Innovative steps towards a cleaner Nepal?

December 4, 2012 12:00 pm

While many of us find it easy to complain of the current rainy days that constitute the English autumn, rainwater is still an invaluable commodity in many world regions. Figures show that upwards of one billion people are in need of clean water, though many more suffer due to inadequate sanitation resulting in the spread of diseases such as cholera. With this knowledge in mind, steps have been taken to improve decision making in Nepal with regard to the supply of adequate water. Nepal Engineering College and Imperial College London have undertaken an innovative joint project aiming to inform and actualise water source improvements in three rural communities, Bhalakhalak, Sonbarshi and Chamar Tolia.
Studies were taken to determine the quality of the drinking water used by these communities – much of which was recognised as being unsanitary. As well as water testing, a ‘yes/no’ decision-tree questionnaire was sent to members of the societies, with the intention of gathering information on practices used to collect, treat and store water. The direst results came from the village of Sonbarshi. The survey revealed that 66 houses contained the village’s population of 528, 80% of whom survive on the equivalent of £1 a day. Furthermore, the shallow wells that held the available water were hampered by poor drainage, causing overflowing leading to the formation of stagnant pools in the village. This attracts insects and disease, both of which are observable within the community. During the monsoon season, diarrhoea becomes severe – a condition known to kill over 1.5 million per year worldwide. The striking results of the questionnaire were subsequently used to recommend further improvements in the sources of drinking water. It was revealed that 0 out of 58 households treated their water before consumption in Sonbarshi village and that 38 out of 58 reported diarrhoea.

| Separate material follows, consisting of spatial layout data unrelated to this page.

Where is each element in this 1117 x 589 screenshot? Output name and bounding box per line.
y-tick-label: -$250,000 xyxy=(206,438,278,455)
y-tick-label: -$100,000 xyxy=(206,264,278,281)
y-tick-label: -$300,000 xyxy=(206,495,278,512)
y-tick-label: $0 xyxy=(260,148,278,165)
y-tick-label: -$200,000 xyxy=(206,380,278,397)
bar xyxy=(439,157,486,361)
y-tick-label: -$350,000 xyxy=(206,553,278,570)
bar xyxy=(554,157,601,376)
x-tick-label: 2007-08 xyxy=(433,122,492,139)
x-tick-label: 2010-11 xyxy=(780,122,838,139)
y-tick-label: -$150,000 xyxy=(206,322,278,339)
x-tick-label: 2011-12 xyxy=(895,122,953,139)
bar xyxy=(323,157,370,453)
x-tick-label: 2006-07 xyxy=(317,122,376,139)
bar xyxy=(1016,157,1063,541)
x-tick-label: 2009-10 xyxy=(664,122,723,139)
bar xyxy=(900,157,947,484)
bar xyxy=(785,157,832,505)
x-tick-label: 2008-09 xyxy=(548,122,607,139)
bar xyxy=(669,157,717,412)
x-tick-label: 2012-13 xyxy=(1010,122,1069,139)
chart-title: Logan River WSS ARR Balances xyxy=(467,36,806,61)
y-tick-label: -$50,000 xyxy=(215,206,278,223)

The use of a yes/no decision-tree evaluation was able to gather wide spread responses from the Nepalese community and benefited from its simplicity. Users could navigate the easily understandable branches that would lead them ultimately to suggestions of a more practical method of gathering and storing water. The framework is intended to be further developed so that a finalised tree will be available on the project website, for more users to access. Furthermore, the project intends to remedy the lack of water treatment by introducing into households such cleaning mechanisms as chlorine drops and sand filters. In succeeding years, steps will be taken to adapt and use this same approach with regard to other relevant issues. Local governments will be informed of the results and kept up to date of the new methods by which water sanitation can be monitored and combated. Similarly, the knowledge gained is being taught to the communities through the Nepal Engineering College, where alternative sources of water are being recommended for use. Engineers from the College will begin work by developing and then putting in place solutions to water issues that have been recognised through the study.